Copies, i.e. identical living beings created by some kind of duplicating machine, (faulty) transporters, and time loops, would have of course the same fingerprints - unless the machine for some reason is designed to do otherwise. Even though the two beings would not be identical since they're exposed to different stimuli and environments (so that they would immediately start diverging mentally and biochemically), and in the end it would be possible to tell them apart, still having only one of them at hand one could not say whether it's the original or the "copy" (indeed, even the concept of "copy" gets a bit murky).

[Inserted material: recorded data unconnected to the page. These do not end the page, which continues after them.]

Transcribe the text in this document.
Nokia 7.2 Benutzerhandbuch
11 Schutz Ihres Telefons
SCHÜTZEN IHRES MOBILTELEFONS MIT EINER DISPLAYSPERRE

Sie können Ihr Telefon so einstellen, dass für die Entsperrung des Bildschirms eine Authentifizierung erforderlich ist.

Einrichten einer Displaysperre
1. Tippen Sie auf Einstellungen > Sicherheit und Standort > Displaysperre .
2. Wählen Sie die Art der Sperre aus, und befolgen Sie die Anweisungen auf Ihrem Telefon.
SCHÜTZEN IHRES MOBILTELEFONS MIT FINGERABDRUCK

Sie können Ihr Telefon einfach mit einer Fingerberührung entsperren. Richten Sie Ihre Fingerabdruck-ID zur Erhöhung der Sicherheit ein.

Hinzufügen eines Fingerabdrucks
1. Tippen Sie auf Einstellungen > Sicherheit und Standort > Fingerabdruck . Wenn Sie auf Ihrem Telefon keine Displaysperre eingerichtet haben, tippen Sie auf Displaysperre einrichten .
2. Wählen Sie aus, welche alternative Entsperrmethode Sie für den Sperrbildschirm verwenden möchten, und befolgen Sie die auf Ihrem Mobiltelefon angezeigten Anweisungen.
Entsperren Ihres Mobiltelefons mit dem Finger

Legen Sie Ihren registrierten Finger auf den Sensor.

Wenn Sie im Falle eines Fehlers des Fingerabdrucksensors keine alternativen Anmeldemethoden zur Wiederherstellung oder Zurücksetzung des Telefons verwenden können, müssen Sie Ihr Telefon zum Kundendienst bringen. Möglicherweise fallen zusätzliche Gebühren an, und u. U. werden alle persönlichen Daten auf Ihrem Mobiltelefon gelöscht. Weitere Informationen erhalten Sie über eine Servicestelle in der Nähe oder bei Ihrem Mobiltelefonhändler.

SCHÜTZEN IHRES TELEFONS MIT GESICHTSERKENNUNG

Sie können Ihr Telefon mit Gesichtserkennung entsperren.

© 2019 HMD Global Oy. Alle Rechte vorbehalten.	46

If the two beings started with the same set of fingerprints, barring accidents, wounds and similar more or less intentional alterations, they would go on having the same fingerprints; that alone could not be used to tell them apart. Accurate chemical analysis of said fingerprints possibly would.
Telling identical fingerprints apart
Several chemical and hormonal contaminants exist that might end up in fingerprint grease in detectable amounts (given sufficiently advanced technology).
Also, the isotopic composition of said grease might yield valuable clues. For example living long enough in different solar systems would alter the relative isotope abundance in finger grease (which is mostly CHON), and that in turn could allow to tell the fingerprints apart.
Different Population I stars might sport different ratios of some elements (e.g. 14N and 15N). Living, breathing and eating proteins on such a star's planet would slowly alter an organism's isotope proportion to reflect that of the host planet.
Also, a young star's planet should experience less cosmic ray activity, therefore the abundance of 14C in the atmosphere would be lower. Planet climate, as well as the latitude at which the clone lived, also affects relative abundance of 18O.